Edgerton donne le ton


Evelyn, ma copine allemande qui parle anglais comme une saucisse de Francfort, dit toujours « capaticity » au lieu de « capacity ». C’est charmant, ça fait penser à l’Inde, chapati in the city… Hé bien justement, à propos d’Inde et de city, en 2009, Joel Edgerton a tenu le premier rôle dans deux films « City ». Comme transition torsadée, on ne peut faire mieux.

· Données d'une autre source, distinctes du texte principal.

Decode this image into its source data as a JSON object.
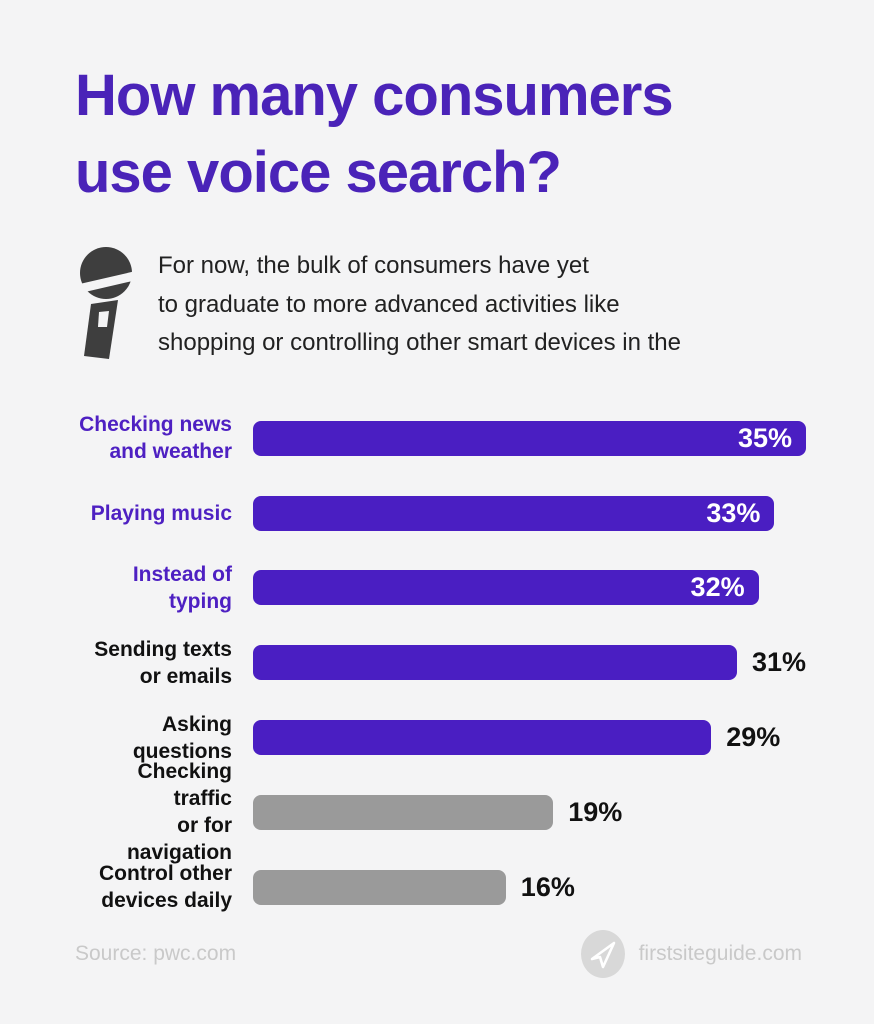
{
  "header": {
    "title_line1": "How many consumers",
    "title_line2": "use voice search?",
    "title_color": "#4a23b8"
  },
  "intro": {
    "icon": "microphone-icon",
    "line1": "For now, the bulk of consumers have yet",
    "line2": "to graduate to more advanced activities like",
    "line3": "shopping or controlling other smart devices in the"
  },
  "chart_data": {
    "type": "bar",
    "orientation": "horizontal",
    "title": "How many consumers use voice search?",
    "xlabel": "",
    "ylabel": "",
    "xlim": [
      0,
      35
    ],
    "grid": false,
    "legend": "none",
    "categories": [
      "Checking news and weather",
      "Playing music",
      "Instead of typing",
      "Sending texts or emails",
      "Asking questions",
      "Checking traffic or for navigation",
      "Control other devices daily"
    ],
    "values": [
      35,
      33,
      32,
      31,
      29,
      19,
      16
    ],
    "colors": {
      "primary_bar": "#4a1ec2",
      "secondary_bar": "#9a9a9a",
      "inside_value": "#ffffff",
      "outside_value": "#111111"
    },
    "rows": [
      {
        "label_lines": [
          "Checking news",
          "and weather"
        ],
        "value": 35,
        "value_label": "35%",
        "bar_color": "#4a1ec2",
        "label_color": "#4e20c2",
        "value_position": "inside"
      },
      {
        "label_lines": [
          "Playing music"
        ],
        "value": 33,
        "value_label": "33%",
        "bar_color": "#4a1ec2",
        "label_color": "#4e20c2",
        "value_position": "inside"
      },
      {
        "label_lines": [
          "Instead of typing"
        ],
        "value": 32,
        "value_label": "32%",
        "bar_color": "#4a1ec2",
        "label_color": "#4e20c2",
        "value_position": "inside"
      },
      {
        "label_lines": [
          "Sending texts",
          "or emails"
        ],
        "value": 31,
        "value_label": "31%",
        "bar_color": "#4a1ec2",
        "label_color": "#111111",
        "value_position": "outside"
      },
      {
        "label_lines": [
          "Asking questions"
        ],
        "value": 29,
        "value_label": "29%",
        "bar_color": "#4a1ec2",
        "label_color": "#111111",
        "value_position": "outside"
      },
      {
        "label_lines": [
          "Checking traffic",
          "or for navigation"
        ],
        "value": 19,
        "value_label": "19%",
        "bar_color": "#9a9a9a",
        "label_color": "#111111",
        "value_position": "outside"
      },
      {
        "label_lines": [
          "Control other",
          "devices daily"
        ],
        "value": 16,
        "value_label": "16%",
        "bar_color": "#9a9a9a",
        "label_color": "#111111",
        "value_position": "outside"
      }
    ]
  },
  "footer": {
    "source": "Source: pwc.com",
    "brand": "firstsiteguide.com",
    "icon": "paper-plane-icon"
  }
}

« Mrs Bens, it is very important not to indulge in excessive lamentations. It could affect the full transitions of your daughter into the heaven’s worlds » C’est ce que dit Krishna, serviteur et ami, à une avocate Australienne venue avec son compagnon rencontrer pour la première fois l’enfant qu’il ont adopté, et qui vient de mourir de la tuberculose. Cette phrase résume les philosophies indiennes : les lamentations ne sont point utiles aux morts tandis que les transitions et les mondes célestes sont pluriels. Deuxième long-métrage de Claire McCarthy, The Waiting City raconte les quelques semaines d’attente à Calcutta d’un couple, Radha Mitchell et Joel Edgerton, pour une adoption. Chocs culturels, crises conjugales - Radha prend tout en charge - rencontre et mort de l’enfant, crise existentielle, nouvel élan du couple… Un beau film écrit par la réalisatrice, probablement à partir d’une expérience vécue. La belle Radha, complètement athée, est mystique dans son désespoir mais qui ne le deviendrait pas en Inde ? Le pays est dépeint par petites touches simples et réalistes – on est loin du Photoshop à la Hallström – les mendiants, les maisons vétustes, les prières, les noces… seul le train n’est pas aussi bondé qu’il devrait l’être. La musique omniprésente, indienne et belle, accompagne bien les aventures de ces deux acteurs splendides au pays des mille cultures. Je crois que j’avais déjà vu une partie de ce film. Prix du public des Rencontres Internationales du Cinéma des Antipodes 2010 (St Tropez voulait son festival, elle l’a eu en 1998), Imdb oublie de mentionner le prix de la meilleure actrice pour Rhada Mitchell. Le générique de fin rend hommage aux victimes de l’attaque terroriste sur Mumbaï, par laquelle les familles des membres de l’équipe de tournage ont été affectées. On peut aussi revoir Calcutta dans un autre film « city » City of Joy (1992) de Joffé à partir d’un roman de Dominique Lapierre.
Dans Separation City, nous sommes entre Berlin et Wellington – le film est néo-zélandais – et les mésaventures conjugales d’un couple en particulier et de plusieurs couples en général. Un film conventionnel dans son propos et qui jongle un peu maladroitement entre comédie adolescente (l’épisode de la capote usagée projetée sur la table ministérielle), drame conjugal (Edgerton et Rhona Mitra sont très sérieux dans leur rôles et en voix off) et opus moraliste : on croit être amoureux de quelqu’un d’autre mais on ferait mieux de rester avec la mère de ses enfants, parce que le bonheur ailleurs c’est une illusion. Il y a les éjaculations précoces d’Edgerton, les avis sentencieux de son meilleur ami, les grossièretés d’un paysan, les bourdes d’un ministre, les impertinences de l’artiste Kretschmann, une courte apparition de Lauren Taylor (Eagle vs Shark - 2007) et quelques très belles images de la côte néo-zélandaise. C’est propret dans la cinématographie comme dans les idées. Pour le coup, on est en plein Hallström. Laissez ce mélange de côté, allez plutôt en Inde : il en va des cities comme des femmes, les plus maquillées sont rarement les plus belles.